Divergent (USA, 2014)





Nine Things about the Movie Divergent

1. This film is based on the first book of the popular young adult trilogy of novels.

2. If you haven’t noticed, contemporary young adult stories typically follow a set formula - an innocent kid joins a larger society and must be categorized. But then the kid discovers they are “special”, which causes problems for the society, and the kid must lose their innocence to survive in a dangerous world . Some recent examples are “The Hunger Games”, “Ender’s Game”, and the Harry Potter series. “Divergent” sticks to that exact same formula.

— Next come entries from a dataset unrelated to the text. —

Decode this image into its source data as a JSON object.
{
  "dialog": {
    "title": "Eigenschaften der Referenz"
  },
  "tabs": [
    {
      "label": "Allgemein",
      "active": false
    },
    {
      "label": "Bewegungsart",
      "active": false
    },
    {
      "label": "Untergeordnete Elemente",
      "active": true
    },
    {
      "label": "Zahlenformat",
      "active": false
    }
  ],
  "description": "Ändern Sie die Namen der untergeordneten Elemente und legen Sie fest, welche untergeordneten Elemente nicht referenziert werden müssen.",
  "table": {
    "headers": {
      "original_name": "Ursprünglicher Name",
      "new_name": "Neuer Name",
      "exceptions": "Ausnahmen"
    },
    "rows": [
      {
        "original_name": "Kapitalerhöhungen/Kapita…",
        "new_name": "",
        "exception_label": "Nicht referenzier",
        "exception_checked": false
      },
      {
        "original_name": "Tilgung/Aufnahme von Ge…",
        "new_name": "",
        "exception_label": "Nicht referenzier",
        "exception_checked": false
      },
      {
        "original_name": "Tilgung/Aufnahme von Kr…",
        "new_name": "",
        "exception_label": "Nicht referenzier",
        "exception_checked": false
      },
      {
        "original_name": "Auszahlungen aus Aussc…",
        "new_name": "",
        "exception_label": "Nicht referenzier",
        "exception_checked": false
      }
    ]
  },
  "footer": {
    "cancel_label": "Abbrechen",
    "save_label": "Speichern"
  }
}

3. Just because you have seen this basic story multiple times does not mean the movie is bad. These kinds of stories are popular because it is the archetypal “hero’s journey” myth, and, if they are well-made, hit a nerve with us. Such movies can sometimes become classics - “The Wizard of Oz”, “The Lord of the Rings” and “Star Wars” are other, older examples of pretty much the exact same story.

4. Thankfully, “Divergent” is well done, and holds its own among its cinematic peers. It’s about a girl named Tris who takes a test (kind of like Harry Potter’s “sorting hat” or Ender’s training monitor) to discover which of five distinct factions she will become a member of (like Hogwart’s Houses or the Zones in “The Hunger Games”). But she is so special that the test breaks, and nobody knows what to do with her (like all the stories I just mentioned). So she must trust her gut and decide in secret.

4. Tris chooses her faction and begins her training, but she’s so gifted that she draws attention to herself, not only from her fellow classmates, but from her hunky instructor, too. And the leaders of another faction, who have controversial political aspirations.

5. The movie handles the usual themes well - conformity vs. independence, fear vs. bravery, and the trauma of growing up. But it also subtly asks a couple of bigger questions that are unfortunately not explored here; questions like “What is human nature, anyway?” and “While conformity may seem bad, what would happen if we were all independent?”.

6. The acting is decent, and the main characters have good chemistry. Thankfully, the movie delays the inevitable romance as long as it can, and tries not to let it get in the way of the bigger story.

7. Being aimed at young adults, there is not much blood or death, but some people may be surprised that there is a relatively high amount of violence, both explicit and implied.

8. The other two books, “Insurgent” and “Allegiant”, are expected to be made into movies and released in theaters in 2015 and 2016, respectively.

9. So yes, the story is old and predictable. No, “Divergent” won’t become a timeless classic. But if you aren’t just totally over this type of movie, it’s worth seeing. And it makes you realize why this same story keeps getting turned into movies over and over again: The issues that teenagers struggle with never go away. Mothers, fathers, sons and daughters are all dealing with the same existential problems. Only our perspective changes. And sometimes our choices.